SFILDC has been a platform for community members to engage in advocacy issues arising from their own cases. Nelly is a great example of this. A single mother with 3 children, Nelly fled Honduras after gang members killed her husband and her sister. On the same weekend that the ICE raids against the Central American community were announced [in December 2015], Nelly learned that her neighbor in Honduras had just been killed. She decided to speak out against the raids and shared her story publicly at a vigil in San Francisco. Pangea Legal Services supported Nelly through the process and empowered her to voice her opinions.
— Niloufar Khonsari, Executive Director of Pangea Legal Services


The San Francisco Rapid Response Network is comprised of 21 community-based organizations that provide education services and legal representation to protect the due process rights of San Francisco residents and to advocate on their behalf in the event they are detained by ICE. Since early 2017, the SFILDC and the San Francisco Immigrant Legal and Education Network (SFILEN) have worked together to craft an effective response system to aid immigrants who are the targets of ICE enforcement activity. SFILEN performs an initial intake when there is a report of enforcement activity via the 24 hour hotline (415-200-1548), verifies that an enforcement action has taken place, and mobilizes community support. SFILDC provides legal assistance to the detainees and their family members.
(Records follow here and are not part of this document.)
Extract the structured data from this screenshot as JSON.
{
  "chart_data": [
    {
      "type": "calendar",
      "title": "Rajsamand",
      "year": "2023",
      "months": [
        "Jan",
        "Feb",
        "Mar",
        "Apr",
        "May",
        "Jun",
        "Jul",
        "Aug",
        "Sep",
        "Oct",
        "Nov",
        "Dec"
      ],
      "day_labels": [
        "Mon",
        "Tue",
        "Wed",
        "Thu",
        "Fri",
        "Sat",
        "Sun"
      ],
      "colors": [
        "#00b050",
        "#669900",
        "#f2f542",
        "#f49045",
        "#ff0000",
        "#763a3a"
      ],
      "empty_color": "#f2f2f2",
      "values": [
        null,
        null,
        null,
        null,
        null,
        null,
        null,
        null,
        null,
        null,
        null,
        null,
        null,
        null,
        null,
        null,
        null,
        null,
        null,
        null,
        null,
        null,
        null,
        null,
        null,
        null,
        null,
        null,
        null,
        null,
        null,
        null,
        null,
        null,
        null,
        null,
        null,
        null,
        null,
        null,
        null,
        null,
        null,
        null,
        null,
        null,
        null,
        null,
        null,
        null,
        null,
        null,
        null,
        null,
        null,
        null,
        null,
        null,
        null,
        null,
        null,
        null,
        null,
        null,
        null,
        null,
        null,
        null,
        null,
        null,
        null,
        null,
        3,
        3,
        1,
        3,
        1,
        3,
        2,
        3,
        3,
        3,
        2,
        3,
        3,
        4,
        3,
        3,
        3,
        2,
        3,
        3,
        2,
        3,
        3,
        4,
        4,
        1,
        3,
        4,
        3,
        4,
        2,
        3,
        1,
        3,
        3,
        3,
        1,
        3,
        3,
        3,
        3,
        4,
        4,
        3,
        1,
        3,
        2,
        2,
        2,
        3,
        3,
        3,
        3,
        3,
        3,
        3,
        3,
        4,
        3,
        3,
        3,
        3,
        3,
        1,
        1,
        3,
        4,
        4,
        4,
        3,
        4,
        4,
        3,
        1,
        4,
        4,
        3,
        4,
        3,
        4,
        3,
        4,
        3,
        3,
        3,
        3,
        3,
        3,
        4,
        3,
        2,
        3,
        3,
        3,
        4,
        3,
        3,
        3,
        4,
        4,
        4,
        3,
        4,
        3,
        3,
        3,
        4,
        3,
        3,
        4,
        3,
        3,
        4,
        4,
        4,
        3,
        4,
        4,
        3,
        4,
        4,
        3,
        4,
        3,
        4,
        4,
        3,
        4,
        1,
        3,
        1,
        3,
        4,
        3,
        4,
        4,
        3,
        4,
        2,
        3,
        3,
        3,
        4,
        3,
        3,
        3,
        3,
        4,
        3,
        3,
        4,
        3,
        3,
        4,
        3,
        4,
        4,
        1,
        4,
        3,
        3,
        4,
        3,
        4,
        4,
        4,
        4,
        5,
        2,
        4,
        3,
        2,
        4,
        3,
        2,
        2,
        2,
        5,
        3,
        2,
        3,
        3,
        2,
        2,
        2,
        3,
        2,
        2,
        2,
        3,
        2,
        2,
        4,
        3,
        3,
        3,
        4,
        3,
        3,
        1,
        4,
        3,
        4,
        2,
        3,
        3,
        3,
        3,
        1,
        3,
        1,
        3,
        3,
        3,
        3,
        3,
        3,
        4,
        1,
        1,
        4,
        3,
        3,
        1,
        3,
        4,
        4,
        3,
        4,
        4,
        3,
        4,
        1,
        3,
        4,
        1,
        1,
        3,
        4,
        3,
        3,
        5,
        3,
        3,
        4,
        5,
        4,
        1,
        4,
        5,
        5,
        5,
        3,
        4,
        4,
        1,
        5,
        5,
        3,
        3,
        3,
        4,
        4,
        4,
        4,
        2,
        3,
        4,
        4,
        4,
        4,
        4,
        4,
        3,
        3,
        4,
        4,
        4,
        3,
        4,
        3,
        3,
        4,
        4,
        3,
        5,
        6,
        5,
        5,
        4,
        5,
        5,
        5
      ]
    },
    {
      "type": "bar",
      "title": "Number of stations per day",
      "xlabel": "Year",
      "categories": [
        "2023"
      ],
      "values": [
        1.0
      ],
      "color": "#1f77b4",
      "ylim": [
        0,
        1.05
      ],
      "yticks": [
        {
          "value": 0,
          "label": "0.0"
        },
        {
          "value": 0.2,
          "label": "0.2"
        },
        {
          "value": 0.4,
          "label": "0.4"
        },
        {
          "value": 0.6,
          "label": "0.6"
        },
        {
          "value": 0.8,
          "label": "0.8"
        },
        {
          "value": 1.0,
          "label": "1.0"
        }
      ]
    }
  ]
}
Once we receive information about an arrest, SFILDC organizations provide assistance to detainees and their families through information and advocacy. SFILDC educates detainees about their legal rights and options. If legal assistance is desired, SFILDC attorneys represent detainees request release from custody and prevent transfer to outside jurisdictions.

SFILDC actively supports the development of regional rapid response networks. SFILDC has shared its legal and informational materials with other rapid response networks and attorneys. Its structure and materials have been used as a model to develop rapid response networks in other cities in the Bay Area as well as across the state and nation.